By Brandon Keim September 16, 2010 | 11:43 am | Categories: Animals
Just a few small changes in the social behaviors of even solitary animals may set in motion an evolutionary cascade ending in massive, globe-spanning migrations, suggests a study of migration’s origins.
Such migrations — caribou across the Arctic and wildebeest across the Serengeti, birds and butterflies over oceans — are among nature’s most beautiful and mystifying phenomena. Many models suggest how migration works now, in terms of individual actions producing collective behavior; but how it could have started in the first place is far harder to explain.

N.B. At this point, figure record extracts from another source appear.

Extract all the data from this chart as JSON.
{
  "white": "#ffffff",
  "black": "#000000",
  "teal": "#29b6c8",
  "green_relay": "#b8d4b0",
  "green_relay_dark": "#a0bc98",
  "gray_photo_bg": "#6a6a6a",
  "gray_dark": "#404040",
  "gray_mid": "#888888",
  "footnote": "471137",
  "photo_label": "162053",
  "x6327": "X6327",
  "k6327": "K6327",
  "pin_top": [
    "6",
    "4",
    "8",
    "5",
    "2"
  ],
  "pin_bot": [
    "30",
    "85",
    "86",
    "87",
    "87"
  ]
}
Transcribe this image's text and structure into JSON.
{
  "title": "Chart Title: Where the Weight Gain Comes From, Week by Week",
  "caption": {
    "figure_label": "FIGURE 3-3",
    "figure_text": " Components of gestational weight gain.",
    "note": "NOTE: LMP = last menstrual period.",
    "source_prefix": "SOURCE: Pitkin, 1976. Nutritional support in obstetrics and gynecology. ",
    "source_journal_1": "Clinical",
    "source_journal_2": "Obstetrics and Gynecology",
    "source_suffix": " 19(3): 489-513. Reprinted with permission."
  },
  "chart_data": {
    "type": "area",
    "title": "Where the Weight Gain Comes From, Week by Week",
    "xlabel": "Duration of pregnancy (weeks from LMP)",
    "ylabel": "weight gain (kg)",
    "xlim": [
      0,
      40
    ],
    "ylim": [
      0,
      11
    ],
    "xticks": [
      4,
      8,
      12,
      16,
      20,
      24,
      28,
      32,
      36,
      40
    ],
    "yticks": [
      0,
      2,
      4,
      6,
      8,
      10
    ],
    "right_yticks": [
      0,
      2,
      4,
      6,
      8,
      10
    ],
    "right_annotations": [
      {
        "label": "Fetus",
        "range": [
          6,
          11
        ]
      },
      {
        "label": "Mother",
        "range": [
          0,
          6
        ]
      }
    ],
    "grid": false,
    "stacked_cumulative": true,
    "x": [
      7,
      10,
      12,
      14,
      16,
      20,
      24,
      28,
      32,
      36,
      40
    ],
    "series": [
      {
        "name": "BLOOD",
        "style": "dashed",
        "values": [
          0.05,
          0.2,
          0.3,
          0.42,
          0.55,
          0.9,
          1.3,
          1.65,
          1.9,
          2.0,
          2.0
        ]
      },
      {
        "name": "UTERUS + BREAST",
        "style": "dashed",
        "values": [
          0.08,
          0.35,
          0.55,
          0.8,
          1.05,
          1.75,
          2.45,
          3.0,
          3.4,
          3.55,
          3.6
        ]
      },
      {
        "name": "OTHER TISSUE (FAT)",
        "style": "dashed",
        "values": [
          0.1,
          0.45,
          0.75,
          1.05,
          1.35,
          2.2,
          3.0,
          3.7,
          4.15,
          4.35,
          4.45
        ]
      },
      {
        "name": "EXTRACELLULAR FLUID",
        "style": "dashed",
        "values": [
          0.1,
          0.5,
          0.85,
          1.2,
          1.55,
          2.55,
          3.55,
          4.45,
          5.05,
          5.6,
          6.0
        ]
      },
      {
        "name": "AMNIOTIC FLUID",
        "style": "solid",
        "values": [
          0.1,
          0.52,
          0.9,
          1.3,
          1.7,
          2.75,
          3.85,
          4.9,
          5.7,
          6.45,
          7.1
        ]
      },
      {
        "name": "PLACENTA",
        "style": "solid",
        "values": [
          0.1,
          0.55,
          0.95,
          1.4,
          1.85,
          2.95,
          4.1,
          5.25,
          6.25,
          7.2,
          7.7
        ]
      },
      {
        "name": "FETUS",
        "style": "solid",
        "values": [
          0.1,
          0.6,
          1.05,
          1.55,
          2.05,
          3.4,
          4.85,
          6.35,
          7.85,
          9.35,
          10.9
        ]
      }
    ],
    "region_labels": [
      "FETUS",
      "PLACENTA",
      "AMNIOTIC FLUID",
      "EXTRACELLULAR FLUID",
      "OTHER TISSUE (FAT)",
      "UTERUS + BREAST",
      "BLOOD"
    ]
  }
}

“Despite the ubiquity of collective migration, and the key function it plays in the ecology of many species, it is still unclear what role social interactions play in the evolution of migratory strategies,” wrote Princeton University evolutionary biologists Iain Couzin and Vishwesha Guttal in a study published Sept. 14 in the Proceedings of the National Academy of Sciences.
In their evolutionary model, Couzin and Guttal assumed two fundamental traits. First, the digital animals needed the ability to respond to a direction-linked environmental cue, of the sort provided in reality by temperature, geomagnetism, wind and chemical gradients. The second required trait was sociability, or an ability to be attracted toward moving neighbors and physically align with them.